Multiarch Architecture Specifiers (Tuples)
This document describes the new schema for representing architecture ABIs as directory names, using normalized GNU triplets.
The abandoned proposal can be found at Multiarch/TuplesAbandoned.
This page is part of the larger effort to implement Multiarch library handling on Linux. For more information about Multiarch, see Multiarch, https://wiki.ubuntu.com/MultiarchSpec.
Contents
The problem
Multiarch specifies a method of making libraries for multiple, mutually-incompatible architectures installable on a single filesystem in a manner that ensures the same binaries can be used without modification on any system. To accomplish this, we require unique identifiers for each architecture that identifies an incompatible set of libraries that we want to be co-installed. We want these identifiers to be specified in as vendor-neutral a manner as possible, to ensure we retain maximal binary compatibility across Linux distributions.
Why not use GNU triplets?
Earlier proposals for multiarch did use GNU triplets as the components of the library path. Proof-of-concept implementations ran into two distinct cases where GNU triplets could not be used effectively in a cross-distribution manner:
- On IA-32, the GNU triplet varies according to the precise instruction set being targeted: e.g., i486-linux-gnu, i586-linux-gnu i686-linux-gnu. Such triplets will be inconsistent over time within a single distribution as compiler defaults are changed, let alone between distributions.

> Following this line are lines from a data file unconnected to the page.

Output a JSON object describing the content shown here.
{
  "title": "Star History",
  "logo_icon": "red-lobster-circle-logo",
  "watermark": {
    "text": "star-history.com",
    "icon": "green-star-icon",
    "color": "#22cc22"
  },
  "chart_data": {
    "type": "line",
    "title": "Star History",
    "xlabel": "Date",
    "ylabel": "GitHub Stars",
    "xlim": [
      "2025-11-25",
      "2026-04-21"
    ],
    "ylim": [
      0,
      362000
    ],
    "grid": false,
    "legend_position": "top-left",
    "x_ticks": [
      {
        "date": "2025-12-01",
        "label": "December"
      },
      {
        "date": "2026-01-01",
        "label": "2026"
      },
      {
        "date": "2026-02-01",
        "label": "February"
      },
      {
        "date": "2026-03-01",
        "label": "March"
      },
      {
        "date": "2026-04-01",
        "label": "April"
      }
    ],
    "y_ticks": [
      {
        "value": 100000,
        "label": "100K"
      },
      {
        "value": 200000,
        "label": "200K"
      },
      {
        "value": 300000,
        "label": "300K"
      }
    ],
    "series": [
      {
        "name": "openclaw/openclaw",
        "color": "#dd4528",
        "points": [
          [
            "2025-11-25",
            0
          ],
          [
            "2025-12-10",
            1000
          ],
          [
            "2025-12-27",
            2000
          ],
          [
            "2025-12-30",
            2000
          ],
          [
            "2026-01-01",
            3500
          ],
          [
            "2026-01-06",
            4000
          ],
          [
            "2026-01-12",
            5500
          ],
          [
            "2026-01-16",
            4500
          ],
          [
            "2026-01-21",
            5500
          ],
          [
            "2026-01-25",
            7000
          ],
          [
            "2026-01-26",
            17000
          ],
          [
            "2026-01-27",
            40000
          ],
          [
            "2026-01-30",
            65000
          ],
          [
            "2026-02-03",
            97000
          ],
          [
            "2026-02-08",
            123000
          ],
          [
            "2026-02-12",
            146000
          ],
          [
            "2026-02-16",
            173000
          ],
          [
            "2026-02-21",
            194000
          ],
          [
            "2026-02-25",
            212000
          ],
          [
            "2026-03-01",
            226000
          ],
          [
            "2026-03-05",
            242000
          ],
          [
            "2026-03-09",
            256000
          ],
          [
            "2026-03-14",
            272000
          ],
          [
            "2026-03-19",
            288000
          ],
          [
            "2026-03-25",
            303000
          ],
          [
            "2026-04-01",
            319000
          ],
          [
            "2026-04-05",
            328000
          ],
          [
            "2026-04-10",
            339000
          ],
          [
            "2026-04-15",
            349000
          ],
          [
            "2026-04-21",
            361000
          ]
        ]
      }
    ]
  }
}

On ARM, the canonical GNU triplet for EABI systems, whether using hard-float or soft-float, is arm-linux-gnueabi, despite the fact that hard-float and soft-float libraries use different calling conventions and can't be intermixed. The advice given by upstream GCC developers was to use the vendor field in the GNU triplet to express this difference1; however, the vendor field is private by design, making this unreliable for cross-distribution use.
Used solution
Use normalized GNU triplets for most tuples, and extend the GNU triplet when it is ambiguous.